Segundo domingo de cuaresma

Uno de los grandes objetivos de la fe es ayudarnos a ver y proyectar nuestra vida más allá de los alcances del tiempo. Sin fe los horizontes humanos serán siempre terrenales, temporales y, por tanto, caducos. A través de la fe, abrimos para nuestra vida una esperanza que lo trasciende todo.

Tenemos el ejemplo de Abraham, un hombre que vive bien, tiene sus creencias, una familia establecida, económicamente está acomodado. En resumen: podemos hablar de un hombre con la vida resuelta. Pero siente el llamado de Dios: “Deja tu país, a tu parentela y la casa de tu padre, para ir a la tierra que yo te mostraré”. ¿Bajo qué promesa lo deja todo? “En ti serán bendecidos todos los pueblos de la tierra”. Abraham creyó. Su fe le hizo vencer la tentación de pensar en la vida ya hecha, ya instalado.

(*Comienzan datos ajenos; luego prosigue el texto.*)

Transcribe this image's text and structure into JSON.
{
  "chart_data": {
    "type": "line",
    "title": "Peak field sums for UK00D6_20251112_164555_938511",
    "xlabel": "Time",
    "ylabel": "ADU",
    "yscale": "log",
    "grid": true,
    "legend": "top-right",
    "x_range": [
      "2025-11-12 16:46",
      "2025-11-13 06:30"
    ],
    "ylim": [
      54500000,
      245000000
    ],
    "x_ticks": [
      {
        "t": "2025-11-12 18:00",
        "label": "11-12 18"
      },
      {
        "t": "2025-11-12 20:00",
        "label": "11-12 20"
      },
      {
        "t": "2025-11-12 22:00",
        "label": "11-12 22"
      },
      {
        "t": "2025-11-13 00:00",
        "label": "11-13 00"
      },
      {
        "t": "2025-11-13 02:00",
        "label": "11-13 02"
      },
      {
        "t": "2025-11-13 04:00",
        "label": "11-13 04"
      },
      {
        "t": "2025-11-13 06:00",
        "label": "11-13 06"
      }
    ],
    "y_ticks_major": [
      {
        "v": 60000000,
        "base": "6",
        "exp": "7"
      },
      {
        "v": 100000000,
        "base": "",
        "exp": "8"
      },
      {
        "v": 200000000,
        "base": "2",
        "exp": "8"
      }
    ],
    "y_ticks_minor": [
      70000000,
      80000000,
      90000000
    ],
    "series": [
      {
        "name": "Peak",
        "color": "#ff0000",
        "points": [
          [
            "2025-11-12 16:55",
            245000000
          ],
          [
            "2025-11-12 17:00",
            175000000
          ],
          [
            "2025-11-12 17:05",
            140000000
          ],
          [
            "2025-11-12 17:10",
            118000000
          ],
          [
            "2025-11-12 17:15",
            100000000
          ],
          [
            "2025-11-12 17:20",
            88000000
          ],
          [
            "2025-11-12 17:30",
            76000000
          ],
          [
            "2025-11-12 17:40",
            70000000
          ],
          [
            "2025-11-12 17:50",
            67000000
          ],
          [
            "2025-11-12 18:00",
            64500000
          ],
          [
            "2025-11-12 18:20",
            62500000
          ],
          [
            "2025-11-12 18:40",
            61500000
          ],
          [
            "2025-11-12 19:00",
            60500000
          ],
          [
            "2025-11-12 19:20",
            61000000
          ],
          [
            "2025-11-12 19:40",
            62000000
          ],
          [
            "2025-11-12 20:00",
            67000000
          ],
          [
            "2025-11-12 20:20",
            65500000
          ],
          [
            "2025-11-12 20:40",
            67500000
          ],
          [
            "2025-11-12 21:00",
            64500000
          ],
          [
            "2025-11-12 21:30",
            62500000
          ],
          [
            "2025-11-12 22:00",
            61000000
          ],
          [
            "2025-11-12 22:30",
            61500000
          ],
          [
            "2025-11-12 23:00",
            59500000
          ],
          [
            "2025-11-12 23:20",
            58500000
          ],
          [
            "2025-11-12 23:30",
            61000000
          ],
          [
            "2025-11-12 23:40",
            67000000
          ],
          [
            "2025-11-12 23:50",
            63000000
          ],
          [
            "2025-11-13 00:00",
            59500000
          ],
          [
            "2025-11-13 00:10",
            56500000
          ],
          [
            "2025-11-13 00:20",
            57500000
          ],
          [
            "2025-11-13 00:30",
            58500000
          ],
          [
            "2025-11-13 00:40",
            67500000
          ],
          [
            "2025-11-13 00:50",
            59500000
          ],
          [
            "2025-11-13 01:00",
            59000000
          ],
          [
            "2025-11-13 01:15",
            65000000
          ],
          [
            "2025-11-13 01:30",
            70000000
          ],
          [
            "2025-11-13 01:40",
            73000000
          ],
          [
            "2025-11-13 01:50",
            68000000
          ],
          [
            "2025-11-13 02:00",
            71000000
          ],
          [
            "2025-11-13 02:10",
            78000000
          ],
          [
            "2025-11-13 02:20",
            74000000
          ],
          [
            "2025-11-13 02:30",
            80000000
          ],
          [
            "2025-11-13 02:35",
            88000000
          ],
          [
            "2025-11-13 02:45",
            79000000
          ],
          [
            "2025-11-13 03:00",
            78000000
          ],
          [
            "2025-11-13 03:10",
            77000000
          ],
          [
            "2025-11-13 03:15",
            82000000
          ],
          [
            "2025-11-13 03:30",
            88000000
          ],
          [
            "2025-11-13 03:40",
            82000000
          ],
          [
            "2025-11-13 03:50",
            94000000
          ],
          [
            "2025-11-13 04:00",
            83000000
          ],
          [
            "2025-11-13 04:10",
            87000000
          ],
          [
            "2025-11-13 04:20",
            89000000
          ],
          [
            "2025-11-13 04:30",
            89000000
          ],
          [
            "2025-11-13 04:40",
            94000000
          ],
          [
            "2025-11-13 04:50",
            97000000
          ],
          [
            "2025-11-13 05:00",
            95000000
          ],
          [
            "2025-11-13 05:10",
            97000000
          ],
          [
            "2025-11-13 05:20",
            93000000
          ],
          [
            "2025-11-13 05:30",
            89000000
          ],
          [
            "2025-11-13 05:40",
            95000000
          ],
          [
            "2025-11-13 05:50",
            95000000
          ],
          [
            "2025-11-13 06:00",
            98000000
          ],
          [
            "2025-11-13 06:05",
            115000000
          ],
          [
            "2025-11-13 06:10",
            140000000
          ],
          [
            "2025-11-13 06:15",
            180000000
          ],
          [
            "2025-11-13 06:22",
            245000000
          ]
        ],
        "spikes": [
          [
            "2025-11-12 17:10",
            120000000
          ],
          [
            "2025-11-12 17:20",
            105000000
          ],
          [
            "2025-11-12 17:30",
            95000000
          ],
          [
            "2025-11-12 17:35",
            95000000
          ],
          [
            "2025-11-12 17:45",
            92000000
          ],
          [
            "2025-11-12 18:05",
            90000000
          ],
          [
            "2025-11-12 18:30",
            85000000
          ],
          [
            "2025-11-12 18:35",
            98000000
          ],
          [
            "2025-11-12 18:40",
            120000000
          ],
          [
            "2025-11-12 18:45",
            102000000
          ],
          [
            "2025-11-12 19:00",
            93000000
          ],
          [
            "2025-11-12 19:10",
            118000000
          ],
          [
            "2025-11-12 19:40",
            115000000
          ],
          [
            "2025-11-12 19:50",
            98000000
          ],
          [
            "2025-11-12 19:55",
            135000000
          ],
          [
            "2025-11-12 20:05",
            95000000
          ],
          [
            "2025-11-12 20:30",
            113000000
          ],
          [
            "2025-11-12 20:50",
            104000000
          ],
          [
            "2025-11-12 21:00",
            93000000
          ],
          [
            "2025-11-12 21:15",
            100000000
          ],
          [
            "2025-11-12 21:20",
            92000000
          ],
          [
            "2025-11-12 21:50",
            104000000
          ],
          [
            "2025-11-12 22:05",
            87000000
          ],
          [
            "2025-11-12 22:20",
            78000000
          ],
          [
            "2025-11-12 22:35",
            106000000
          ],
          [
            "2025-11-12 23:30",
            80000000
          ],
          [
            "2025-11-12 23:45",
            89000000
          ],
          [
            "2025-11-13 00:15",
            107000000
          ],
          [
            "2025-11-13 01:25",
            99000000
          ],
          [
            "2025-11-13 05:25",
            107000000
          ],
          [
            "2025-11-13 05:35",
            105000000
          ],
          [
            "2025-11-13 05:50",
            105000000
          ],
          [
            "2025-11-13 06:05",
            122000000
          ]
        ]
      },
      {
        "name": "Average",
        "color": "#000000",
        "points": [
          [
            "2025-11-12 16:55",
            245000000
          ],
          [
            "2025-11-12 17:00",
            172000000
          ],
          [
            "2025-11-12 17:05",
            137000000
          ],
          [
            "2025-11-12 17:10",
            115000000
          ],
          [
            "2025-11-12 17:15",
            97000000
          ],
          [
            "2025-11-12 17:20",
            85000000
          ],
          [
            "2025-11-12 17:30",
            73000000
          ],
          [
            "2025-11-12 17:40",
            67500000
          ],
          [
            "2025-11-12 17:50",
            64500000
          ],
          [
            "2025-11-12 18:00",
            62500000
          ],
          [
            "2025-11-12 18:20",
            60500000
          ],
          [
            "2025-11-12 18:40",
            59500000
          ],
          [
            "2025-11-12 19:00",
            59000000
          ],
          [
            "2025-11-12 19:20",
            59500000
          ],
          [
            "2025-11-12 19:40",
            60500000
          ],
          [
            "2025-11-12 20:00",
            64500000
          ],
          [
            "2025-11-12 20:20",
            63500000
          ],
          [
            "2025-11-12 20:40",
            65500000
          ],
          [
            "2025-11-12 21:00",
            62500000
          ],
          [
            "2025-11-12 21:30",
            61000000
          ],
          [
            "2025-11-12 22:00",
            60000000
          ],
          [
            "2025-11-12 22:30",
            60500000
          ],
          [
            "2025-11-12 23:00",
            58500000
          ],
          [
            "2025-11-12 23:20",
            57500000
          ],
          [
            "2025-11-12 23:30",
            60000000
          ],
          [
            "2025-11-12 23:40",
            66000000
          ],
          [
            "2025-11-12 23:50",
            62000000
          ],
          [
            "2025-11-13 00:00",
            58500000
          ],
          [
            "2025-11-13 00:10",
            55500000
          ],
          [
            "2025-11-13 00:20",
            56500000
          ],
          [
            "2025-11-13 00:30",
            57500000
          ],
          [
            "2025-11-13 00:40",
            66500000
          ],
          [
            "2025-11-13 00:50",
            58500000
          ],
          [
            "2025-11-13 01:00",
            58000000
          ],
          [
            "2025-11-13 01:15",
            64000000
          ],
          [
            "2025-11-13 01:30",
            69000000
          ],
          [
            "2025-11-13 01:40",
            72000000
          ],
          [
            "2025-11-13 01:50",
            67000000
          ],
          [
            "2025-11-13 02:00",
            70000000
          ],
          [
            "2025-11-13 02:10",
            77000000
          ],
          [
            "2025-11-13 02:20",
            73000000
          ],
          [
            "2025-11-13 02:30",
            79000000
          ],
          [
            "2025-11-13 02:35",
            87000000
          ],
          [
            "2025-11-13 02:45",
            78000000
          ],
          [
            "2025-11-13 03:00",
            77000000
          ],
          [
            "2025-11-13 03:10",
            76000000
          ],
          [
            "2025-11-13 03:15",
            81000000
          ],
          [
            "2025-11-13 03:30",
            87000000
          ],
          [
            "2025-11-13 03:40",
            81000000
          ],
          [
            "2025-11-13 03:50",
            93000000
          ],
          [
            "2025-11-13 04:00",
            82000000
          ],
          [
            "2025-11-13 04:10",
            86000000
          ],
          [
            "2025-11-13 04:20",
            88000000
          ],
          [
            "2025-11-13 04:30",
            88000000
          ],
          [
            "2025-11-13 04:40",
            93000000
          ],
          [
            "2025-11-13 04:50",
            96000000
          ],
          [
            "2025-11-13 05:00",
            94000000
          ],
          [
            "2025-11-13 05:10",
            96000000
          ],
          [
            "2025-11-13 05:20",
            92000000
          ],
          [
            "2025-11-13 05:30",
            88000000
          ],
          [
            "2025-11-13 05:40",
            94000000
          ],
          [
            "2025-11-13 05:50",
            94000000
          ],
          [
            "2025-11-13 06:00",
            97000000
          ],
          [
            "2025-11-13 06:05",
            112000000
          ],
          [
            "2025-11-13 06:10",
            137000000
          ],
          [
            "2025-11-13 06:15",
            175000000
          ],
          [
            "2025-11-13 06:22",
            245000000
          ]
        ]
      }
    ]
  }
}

Abraham se da cuenta que creerle a Dios lo lleva a sobrepasar los intereses temporales, para poder llegar a lo más alto.

Los alcances terrenos nos atan a lo inmediato, nos llevan a poner resistencias para no cambiar, para conformarnos en lo que nos parece de momento cómodo. Mientras la fe, como señala el Papa Francisco, nos desinstala, nos hace entrar en una dinámica que transforma, que aporta, que siempre se replantea tareas nuevas.

La fe nos hace ir más allá de los alcances meramente humanos y nos quita los miedos para poder entrar en los horizontes divinos, como lo ilustra el evangelio de San Mateo. Jesús había dicho a los apóstoles que iba a morir, pero que al tercer día iba a resucitar (cfr. Mt. 16, 21), a lo cual Pedro le dice: “Dios te libre, Señor. De ningún modo te ocurrirá eso” (Mt. 16,22); mostrando, así, la resistencia humana cuando queremos que la fe sea una respuesta sólo a nuestras pretensiones. Por eso, hoy Cristo rompe de tajo con esta debilidad que empezaba a apoderarse de la mente de los apóstoles; de ahí que toma consigo a Pedro, a Santiago y a Juan, “y los hizo subir a solas con Él a un monte elevado. Ahí se transfiguró en su presencia: su rostro se puso resplandeciente como el sol y sus vestiduras se volvieron blancas como la nieve. Dice San Beda que se trataba de “una piadosa permisión, les permitió gozar durante un tiempo muy corto la contemplación de la felicidad que dura para siempre, para hacerles sobrellevar con mayor fortaleza la adversidad” (Comentario sobre San Marcos, 8, 30). Esa probadita de la gloria les hizo ver, en un instante, que el camino de la Cruz no se puede valorar sólo desde la perspectiva humana, pues así resulta algo ingrato e injusto. Pero, el camino de la Cruz, a la luz de Cristo, es sabiduría. Para entenderlo así basta que atendamos cada palabra de Jesús en la Cruz. Es la sabiduría que conduce a la gloria, por eso Cristo salió victorioso. Pues la transfiguración fue una probadita de esa gloria definitiva, que permitió a los apóstoles no quedarse en los alcances solo humanos y que se abrieran a los alcances divinos.

Cuando el ser humano, no se coloca desde la fe por encima de los horizontes humanos, entonces se aferra, como dice Benedicto XVI, en prolongar su vida aquí en la tierra, y quisiera que Dios le ayudará precisamente a eso. Así el tema de la gloria celestial, viene quedando a veces como última alternativa, pues lo que más queremos es la vida presente y que sea sin penas ni dolores (cfr. Benedicto XVI, Salvados en la esperanza, n. 10). Lo cual quiere decir que en el mundo existe una enorme necesidad de entender la vida desde Dios, para darle a la misma una mejor profundidad y significado, pero, también, para aspirar a lo de Dios. Nos hace falta darnos la oportunidad de experimentar esas probaditas de amor y de gloria que Él, a diario, nos ofrece, como la ofreció a los apóstoles.

En esta cuaresma y estas próximas fiestas de pascua, demos espacio para contemplar y entender el misterio de la Cruz. Es muy contundente cada palabra pronunciada por Cristo desde lo alto de la Cruz; desde ahí se proclamó la sabiduría más profunda. Ahí está el secreto de la verdadera gloria, la que no se acaba. Por eso, Cristo es victorioso.